Agricultural Investment and Productivity in Developing Countries
The purpose of this book is to investigate the relationship between agricultural investment and productivity in developing countries. Investment is viewed as an important aspect to enhance agricultural productivity, and the key to promoting long-term growth. Although technology and policy are other important long-term factors, the book focuses on investment because public, private and international investments are declining. Low levels of investment in agriculture bode poorly for long-term prospects of achieving food security in the developing world. A growing agricultural sector contributes to overall growth and improved food security in developing countries where the agricultural sector provides livelihood directly and indirectly to a significant portion of the population, especially in rural areas, where poverty is more pronounced. Hence, improving the production capacity of agriculture in developing countries through productivity increases is a critical component of improved food security. The objective of this book is to provide an understanding of the linkages between agricultural investment and productivity where agricultural investment includes not only investments in physical capital but in human and social capital as well as natural resources.
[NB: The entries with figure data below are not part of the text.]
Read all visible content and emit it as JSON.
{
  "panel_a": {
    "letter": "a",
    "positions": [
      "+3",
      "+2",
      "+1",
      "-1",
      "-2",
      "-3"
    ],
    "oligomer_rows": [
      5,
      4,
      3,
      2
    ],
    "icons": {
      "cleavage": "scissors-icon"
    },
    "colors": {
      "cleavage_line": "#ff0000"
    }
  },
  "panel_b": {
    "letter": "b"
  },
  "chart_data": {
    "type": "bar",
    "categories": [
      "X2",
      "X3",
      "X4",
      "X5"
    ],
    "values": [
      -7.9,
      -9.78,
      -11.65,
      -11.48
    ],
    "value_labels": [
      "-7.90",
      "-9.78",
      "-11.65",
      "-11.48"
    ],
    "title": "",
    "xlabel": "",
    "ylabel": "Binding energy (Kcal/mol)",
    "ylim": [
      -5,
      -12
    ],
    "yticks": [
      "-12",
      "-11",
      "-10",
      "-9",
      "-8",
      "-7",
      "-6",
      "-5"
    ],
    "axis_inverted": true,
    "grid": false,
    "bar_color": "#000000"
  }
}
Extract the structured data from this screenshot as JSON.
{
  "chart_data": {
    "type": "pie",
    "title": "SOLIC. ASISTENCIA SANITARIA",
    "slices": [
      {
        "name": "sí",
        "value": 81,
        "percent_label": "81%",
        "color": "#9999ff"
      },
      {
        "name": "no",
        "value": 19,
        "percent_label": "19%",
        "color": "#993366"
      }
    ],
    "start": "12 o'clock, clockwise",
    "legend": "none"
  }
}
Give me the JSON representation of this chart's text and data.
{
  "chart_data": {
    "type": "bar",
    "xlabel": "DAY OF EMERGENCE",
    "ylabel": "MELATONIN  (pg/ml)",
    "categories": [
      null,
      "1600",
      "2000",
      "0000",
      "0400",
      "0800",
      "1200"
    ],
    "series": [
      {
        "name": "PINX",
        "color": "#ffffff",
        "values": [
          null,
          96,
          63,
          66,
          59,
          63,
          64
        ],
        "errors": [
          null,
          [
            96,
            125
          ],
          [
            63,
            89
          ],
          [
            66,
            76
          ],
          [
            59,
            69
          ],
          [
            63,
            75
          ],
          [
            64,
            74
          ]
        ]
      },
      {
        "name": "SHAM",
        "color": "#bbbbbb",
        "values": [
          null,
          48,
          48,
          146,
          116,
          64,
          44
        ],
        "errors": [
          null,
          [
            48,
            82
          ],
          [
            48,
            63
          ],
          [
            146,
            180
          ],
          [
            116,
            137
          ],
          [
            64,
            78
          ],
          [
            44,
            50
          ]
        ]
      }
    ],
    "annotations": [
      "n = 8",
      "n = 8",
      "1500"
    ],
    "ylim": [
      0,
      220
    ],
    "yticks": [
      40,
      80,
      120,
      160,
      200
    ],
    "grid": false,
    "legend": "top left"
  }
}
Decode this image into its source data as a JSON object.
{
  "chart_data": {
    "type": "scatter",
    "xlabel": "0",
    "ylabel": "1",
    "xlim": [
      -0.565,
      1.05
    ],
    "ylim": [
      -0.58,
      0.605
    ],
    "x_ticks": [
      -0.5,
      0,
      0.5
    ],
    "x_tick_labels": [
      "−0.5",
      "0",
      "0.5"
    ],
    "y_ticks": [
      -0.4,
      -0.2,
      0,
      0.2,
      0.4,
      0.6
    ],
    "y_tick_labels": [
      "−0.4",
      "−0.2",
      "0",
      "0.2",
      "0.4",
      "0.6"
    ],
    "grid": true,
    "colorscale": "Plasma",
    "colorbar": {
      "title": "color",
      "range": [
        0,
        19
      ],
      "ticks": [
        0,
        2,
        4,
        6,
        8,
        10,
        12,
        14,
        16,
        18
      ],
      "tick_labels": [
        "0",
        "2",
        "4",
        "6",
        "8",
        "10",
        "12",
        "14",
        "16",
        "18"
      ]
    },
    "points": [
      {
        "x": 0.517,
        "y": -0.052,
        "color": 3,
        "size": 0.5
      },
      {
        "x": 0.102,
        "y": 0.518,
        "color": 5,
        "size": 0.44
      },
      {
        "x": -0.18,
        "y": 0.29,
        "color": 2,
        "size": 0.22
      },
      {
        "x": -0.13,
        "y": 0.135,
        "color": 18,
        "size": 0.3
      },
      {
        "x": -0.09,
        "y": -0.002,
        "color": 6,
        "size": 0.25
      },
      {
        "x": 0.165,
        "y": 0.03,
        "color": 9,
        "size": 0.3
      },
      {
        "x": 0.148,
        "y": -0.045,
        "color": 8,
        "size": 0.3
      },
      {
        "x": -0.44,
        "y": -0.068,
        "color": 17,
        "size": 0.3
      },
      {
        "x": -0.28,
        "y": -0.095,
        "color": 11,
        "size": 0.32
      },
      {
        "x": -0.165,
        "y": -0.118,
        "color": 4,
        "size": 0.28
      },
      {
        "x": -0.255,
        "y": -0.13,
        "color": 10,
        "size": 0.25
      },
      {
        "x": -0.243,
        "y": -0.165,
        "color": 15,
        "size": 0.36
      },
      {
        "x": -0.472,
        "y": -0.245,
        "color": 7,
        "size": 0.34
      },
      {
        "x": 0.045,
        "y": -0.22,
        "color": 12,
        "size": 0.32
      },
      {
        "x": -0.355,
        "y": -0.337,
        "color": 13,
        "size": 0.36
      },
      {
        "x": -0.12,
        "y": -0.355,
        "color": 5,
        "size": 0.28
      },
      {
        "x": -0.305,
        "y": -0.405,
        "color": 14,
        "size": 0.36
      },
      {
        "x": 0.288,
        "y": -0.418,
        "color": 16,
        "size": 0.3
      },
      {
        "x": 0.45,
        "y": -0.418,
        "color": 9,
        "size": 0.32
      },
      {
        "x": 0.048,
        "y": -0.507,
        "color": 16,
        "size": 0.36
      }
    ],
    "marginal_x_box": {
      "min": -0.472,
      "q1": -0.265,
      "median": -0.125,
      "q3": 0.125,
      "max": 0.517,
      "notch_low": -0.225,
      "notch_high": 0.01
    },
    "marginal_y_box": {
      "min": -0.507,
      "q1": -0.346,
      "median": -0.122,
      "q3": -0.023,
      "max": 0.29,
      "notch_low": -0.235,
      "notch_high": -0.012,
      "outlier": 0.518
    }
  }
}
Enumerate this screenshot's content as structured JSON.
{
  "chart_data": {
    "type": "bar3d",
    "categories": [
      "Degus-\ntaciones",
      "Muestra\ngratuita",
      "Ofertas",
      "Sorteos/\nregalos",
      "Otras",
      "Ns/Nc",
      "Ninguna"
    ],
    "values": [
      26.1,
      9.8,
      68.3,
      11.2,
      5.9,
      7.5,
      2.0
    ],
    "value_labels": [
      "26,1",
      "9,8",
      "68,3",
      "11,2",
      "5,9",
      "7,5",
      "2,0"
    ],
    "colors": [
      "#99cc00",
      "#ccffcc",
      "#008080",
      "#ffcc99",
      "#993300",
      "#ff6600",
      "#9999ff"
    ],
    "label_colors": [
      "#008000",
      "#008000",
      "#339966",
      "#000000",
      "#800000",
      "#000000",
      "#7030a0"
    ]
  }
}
The book reviews studies investigating the relationship between investment and productivity, as well as highlights some new findings, methodology and data issues. The book is divided into three sections. The first section focuses on the methods developed and overall findings about the relationship between investment and productivity. Special emphasis is placed on a methodology for incorporating agricultural natural resource depletion in calculating measures of growth. The first paper, Agricultural Investment, Production Capacity and Productivity, by Zepeda, provides an overview of the terminology, different methods used in the analysis of measurement of productivity and a review of the productivity literature. This provides background and context for the subsequent papers. Paper 2, An International Analysis of Agricultural Productivity, by Chavas, is an international comparison of agricultural productivity of selected countries from 1961 to 1994. A non-parametric method is used to illustrate how this approach can be used with both cross-section and time-series data. Paper 3, Agricultural Productivity and Natural Resource Depletion, by Lee and Zepeda, presents a model that incorporates natural resource depletion. Until now, models of productivity measurement have not taken this into account even though many economists recognize the importance of environmental disinvestment. The paper outlines a methodology for incorporating this analysis as well as data needs.
Overall the book provides an overview of current thinking and findings about the relationship between agricultural investment and productivity. This includes theoretical and methodological developments, such as incorporating natural resource depletion. It also underlines, through the concerns expressed by many authors about data scarcity and limitations, that neglect of information needs hampers the forward-looking assessment of sustainability of agricultural and rural development. The book also reviews findings about the linkages of investment and productivity in the context of other important factors such as land policy, debt, civil unrest and structural adjustment programmes. This places agricultural investment solidly as a crucial but integral component of an overall policy to promote agricultural productivity.